The NYMB is licensed by the New York State Department of Health (NYSDOH) and accredited by the Human Milk Banking Association of North America (HMBANA) to ensure safety. To learn more about the NYMB or find out how you can become a donor or a recipient of breast milk, visit www.NYMilkBank.org.
About The New York Milk Bank
The New York Milk Bank, Inc. (NYMB) is the first and only comprehensive, community-based donor human milk bank in New York State, based in Westchester County, NY. It is a 501(c)3 nonprofit milk bank and a member of the Human Milk Banking Association of North America (HMBANA). The NYMB is committed to improving the health and survival of infants in need by providing safe pasteurized donor human milk when their own mother’s milk is not available in sufficient quantities. It was started by a volunteer group of lactation experts including physicians, nurses, and lactation professionals and is licensed by the New York State Department of Health (NYSDOH). To learn more, visitwww.NYMilkBank.org.

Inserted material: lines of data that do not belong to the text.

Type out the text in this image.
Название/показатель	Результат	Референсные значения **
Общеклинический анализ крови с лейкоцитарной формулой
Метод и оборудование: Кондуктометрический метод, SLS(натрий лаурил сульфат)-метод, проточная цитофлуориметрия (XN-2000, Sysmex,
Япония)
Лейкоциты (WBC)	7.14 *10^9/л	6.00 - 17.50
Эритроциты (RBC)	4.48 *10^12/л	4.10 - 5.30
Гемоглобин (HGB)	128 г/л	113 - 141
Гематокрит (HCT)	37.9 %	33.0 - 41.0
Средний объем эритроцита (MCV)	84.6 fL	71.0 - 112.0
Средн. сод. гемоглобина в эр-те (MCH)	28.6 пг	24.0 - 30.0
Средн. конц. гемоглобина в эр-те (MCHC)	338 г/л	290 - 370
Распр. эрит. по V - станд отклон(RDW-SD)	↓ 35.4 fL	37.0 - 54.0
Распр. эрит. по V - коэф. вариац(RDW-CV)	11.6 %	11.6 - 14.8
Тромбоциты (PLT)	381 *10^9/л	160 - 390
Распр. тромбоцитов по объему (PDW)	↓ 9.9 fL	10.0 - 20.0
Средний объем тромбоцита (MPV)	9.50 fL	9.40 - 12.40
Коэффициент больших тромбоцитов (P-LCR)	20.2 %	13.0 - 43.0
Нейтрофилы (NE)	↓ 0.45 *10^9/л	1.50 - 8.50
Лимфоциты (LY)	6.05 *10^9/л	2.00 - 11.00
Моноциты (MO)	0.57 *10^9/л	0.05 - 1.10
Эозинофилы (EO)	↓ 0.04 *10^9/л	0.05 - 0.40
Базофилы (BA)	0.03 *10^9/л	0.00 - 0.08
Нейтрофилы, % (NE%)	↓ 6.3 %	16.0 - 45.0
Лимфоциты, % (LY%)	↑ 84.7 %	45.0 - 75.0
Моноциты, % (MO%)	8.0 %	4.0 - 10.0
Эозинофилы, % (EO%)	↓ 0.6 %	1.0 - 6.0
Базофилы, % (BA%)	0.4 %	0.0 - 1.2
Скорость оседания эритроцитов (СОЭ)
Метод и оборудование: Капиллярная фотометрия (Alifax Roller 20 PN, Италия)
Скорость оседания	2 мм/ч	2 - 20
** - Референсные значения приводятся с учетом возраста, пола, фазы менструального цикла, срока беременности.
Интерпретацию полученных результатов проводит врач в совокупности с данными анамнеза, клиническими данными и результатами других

About Pasteurized Donor Human Milk (PDHM)
Research shows that human milk provides the best nutrition for all babies and is especially critical for premature infants, who face significant health challenges. When a mother’s own milk is unavailable, the American Academy of Pediatrics recommends that preterm infants receive pasteurized donor human milk (PDHM). The Human Milk Banking Association of North America (HMBANA) was founded in 1985 to establish standards for North American milk banks, and there are currently 25 HMBANA banks in North America with five more in development. Donors to HMBANA-accredited milk banks undergo a thorough screening process, including verbal and written questionnaires, a blood test for HIV and other infectious diseases, and medical clearance from the donor’s and baby’s health providers. Donated milk is then pasteurized to destroy bacteria and viruses and tested to ensure safety. Donor human milk is species-specific, and, once appropriately pasteurized, is safe for vulnerable infants.